Ketika melihat berbagai hidangan di meja makan, kita sangat jarang mengetahui asal usul dan riwayatnya. Globalisasi pangan telah menjadikan hidangan yang ada di meja makan terasa asing dan makin jauh asal usul bahan bakunya. “ Penjajahan” lidah telah merasuk hingga kita tidak memahami kisah komoditas yang disantap.
                Apabila mau kembali ke desa, kita akan menemukan kuliner sesungguhnya, termasuk kehadiran menu yang mungkin terasa aneh di meja makan, semisal belalang goreng ! Itulah kita sebenarnya, we are what we eat !
                Salah satu contoh adalah berbagai makanan yang ada di Kecamatan Ponjong, Kabupaten Gunung Kidul, DI Yogyakarta.
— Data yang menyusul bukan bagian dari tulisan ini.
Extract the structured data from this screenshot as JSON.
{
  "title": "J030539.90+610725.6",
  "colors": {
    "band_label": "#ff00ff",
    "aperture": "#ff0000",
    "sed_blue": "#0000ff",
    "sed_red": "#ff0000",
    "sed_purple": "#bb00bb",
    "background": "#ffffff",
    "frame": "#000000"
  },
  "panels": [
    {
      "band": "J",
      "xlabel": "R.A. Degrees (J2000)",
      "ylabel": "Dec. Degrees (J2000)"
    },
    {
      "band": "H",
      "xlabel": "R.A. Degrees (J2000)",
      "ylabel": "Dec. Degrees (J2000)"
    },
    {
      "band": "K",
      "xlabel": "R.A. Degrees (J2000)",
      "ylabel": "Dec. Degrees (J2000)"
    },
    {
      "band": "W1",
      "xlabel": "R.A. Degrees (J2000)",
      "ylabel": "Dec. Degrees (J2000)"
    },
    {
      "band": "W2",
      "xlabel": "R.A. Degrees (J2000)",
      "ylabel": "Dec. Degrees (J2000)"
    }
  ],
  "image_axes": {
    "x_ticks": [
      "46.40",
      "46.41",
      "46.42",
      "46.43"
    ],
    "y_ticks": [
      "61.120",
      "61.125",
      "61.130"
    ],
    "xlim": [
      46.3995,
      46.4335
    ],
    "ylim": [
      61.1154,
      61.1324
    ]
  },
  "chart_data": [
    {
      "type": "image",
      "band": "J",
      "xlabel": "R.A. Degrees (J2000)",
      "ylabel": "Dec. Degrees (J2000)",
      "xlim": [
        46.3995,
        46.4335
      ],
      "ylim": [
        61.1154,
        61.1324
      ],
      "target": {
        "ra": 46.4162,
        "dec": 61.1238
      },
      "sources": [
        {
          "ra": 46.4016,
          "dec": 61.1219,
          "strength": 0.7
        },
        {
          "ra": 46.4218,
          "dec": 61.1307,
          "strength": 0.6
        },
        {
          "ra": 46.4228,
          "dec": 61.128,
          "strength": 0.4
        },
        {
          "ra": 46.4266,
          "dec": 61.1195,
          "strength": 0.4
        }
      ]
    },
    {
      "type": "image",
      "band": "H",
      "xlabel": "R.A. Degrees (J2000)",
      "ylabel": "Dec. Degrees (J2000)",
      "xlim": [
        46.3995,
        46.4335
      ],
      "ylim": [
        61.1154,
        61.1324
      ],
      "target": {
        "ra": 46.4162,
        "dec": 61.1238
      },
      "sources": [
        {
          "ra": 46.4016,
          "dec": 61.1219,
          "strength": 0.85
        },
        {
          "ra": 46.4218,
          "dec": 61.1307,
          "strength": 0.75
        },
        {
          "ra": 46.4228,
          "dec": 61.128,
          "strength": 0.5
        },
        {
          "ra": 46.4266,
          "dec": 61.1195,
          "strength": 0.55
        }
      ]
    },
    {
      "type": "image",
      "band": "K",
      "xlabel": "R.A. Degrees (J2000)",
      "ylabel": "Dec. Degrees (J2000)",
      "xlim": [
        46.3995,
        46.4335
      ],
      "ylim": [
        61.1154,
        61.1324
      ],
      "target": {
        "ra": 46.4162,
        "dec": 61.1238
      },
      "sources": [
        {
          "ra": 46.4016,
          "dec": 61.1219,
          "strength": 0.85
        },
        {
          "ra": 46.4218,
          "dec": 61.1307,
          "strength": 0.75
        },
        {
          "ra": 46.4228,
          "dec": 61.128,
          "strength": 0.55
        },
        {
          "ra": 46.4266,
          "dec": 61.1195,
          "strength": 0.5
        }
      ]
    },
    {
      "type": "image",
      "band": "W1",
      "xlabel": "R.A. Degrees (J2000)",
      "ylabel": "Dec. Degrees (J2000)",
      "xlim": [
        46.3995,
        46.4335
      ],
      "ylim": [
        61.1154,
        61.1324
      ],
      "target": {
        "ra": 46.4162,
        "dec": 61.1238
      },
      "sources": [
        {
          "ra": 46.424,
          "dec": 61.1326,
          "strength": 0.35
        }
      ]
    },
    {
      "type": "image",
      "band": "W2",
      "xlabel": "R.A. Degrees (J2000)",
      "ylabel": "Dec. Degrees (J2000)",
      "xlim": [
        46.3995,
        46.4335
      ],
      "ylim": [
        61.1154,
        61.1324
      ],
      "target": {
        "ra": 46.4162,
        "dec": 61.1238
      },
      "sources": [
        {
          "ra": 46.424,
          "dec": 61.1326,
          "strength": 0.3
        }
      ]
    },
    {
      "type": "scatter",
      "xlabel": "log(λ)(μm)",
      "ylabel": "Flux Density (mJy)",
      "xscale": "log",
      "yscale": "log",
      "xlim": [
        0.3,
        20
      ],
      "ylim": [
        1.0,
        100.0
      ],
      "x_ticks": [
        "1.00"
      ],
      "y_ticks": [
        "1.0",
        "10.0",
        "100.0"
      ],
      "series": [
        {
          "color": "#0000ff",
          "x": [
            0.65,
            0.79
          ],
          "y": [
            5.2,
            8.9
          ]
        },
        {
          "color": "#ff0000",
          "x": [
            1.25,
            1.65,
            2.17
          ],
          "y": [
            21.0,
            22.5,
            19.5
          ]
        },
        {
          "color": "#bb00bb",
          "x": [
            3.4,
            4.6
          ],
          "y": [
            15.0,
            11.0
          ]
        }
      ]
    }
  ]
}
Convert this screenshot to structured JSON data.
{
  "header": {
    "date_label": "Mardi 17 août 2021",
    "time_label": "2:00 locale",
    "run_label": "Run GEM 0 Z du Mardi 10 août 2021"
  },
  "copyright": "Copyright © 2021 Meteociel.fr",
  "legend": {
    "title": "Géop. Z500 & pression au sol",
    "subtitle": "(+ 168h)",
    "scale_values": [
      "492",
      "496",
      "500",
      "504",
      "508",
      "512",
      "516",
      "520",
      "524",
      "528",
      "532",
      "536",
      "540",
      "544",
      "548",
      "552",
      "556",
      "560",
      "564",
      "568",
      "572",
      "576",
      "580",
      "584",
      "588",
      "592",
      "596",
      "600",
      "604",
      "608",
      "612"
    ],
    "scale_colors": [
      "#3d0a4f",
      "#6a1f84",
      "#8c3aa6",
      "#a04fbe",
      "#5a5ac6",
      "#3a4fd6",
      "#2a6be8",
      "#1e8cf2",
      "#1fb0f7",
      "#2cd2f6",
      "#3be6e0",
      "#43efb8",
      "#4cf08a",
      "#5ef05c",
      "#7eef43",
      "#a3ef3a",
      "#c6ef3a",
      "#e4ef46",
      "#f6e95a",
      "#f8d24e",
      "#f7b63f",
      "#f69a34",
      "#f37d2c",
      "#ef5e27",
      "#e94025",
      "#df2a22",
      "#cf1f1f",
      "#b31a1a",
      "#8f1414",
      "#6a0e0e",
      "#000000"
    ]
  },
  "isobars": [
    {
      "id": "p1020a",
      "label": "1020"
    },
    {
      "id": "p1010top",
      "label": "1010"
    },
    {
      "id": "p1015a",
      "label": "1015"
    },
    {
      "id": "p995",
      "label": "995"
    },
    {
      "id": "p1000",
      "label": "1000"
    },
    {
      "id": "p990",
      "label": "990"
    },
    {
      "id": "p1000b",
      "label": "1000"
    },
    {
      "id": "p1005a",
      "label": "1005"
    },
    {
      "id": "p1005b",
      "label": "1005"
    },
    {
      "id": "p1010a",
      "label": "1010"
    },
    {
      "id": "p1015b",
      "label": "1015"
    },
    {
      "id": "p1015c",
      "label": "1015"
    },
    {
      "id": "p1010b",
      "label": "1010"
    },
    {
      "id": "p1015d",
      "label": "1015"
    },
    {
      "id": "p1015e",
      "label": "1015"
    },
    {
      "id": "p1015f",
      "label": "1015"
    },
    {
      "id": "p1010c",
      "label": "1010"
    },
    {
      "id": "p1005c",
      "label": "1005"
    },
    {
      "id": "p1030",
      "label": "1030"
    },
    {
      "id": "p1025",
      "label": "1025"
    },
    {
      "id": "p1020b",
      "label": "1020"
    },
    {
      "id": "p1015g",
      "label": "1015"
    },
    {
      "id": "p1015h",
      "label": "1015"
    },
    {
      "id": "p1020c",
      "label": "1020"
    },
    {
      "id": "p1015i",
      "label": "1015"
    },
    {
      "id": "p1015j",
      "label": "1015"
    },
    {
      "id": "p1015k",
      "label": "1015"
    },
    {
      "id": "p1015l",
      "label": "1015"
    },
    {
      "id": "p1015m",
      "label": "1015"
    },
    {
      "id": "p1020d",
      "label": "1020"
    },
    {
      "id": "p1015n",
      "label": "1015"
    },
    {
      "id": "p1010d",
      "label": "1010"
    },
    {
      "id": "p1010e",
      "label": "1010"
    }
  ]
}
Kisah makanan yang disajikan di meja masih mudah didapat. Jika datang ke warung atau warga di daerah itu, kita bisa mendengar asal usul makanan hingga kisah-kisah berhubungan dengan makanan tersebut.
                Semisal keluarga Tamzil, warga Ponjong saat menghidangkan makanan lengkap untuk tamunya yang menginap dirimahnya. Meja makan penuh dengan berbagai makanan dan hampir semuanya berbahan baku lokal, nyaris tidak ada yang didatangkan dari tempat lain. Kalau toh ada yang harus didatangkan dari luar adalah garam.
                Adapun lauk yang dihidangkan sangat mungkin mengagetkan bagi sebagian orang: belalang ! Hidangan belalang memang mudah ditemukan di kebun warga. Kebun yang umumnya ditanami pohon jati – penduduk setempat menyebutnya sebagai belalang kayu. Sangat mungkin keberadaan belalang gorengini terkait dengan minimnya sumber protein hewani di daerah tersebut ketika terjadi kekeringan beberapa tahun yang lalu.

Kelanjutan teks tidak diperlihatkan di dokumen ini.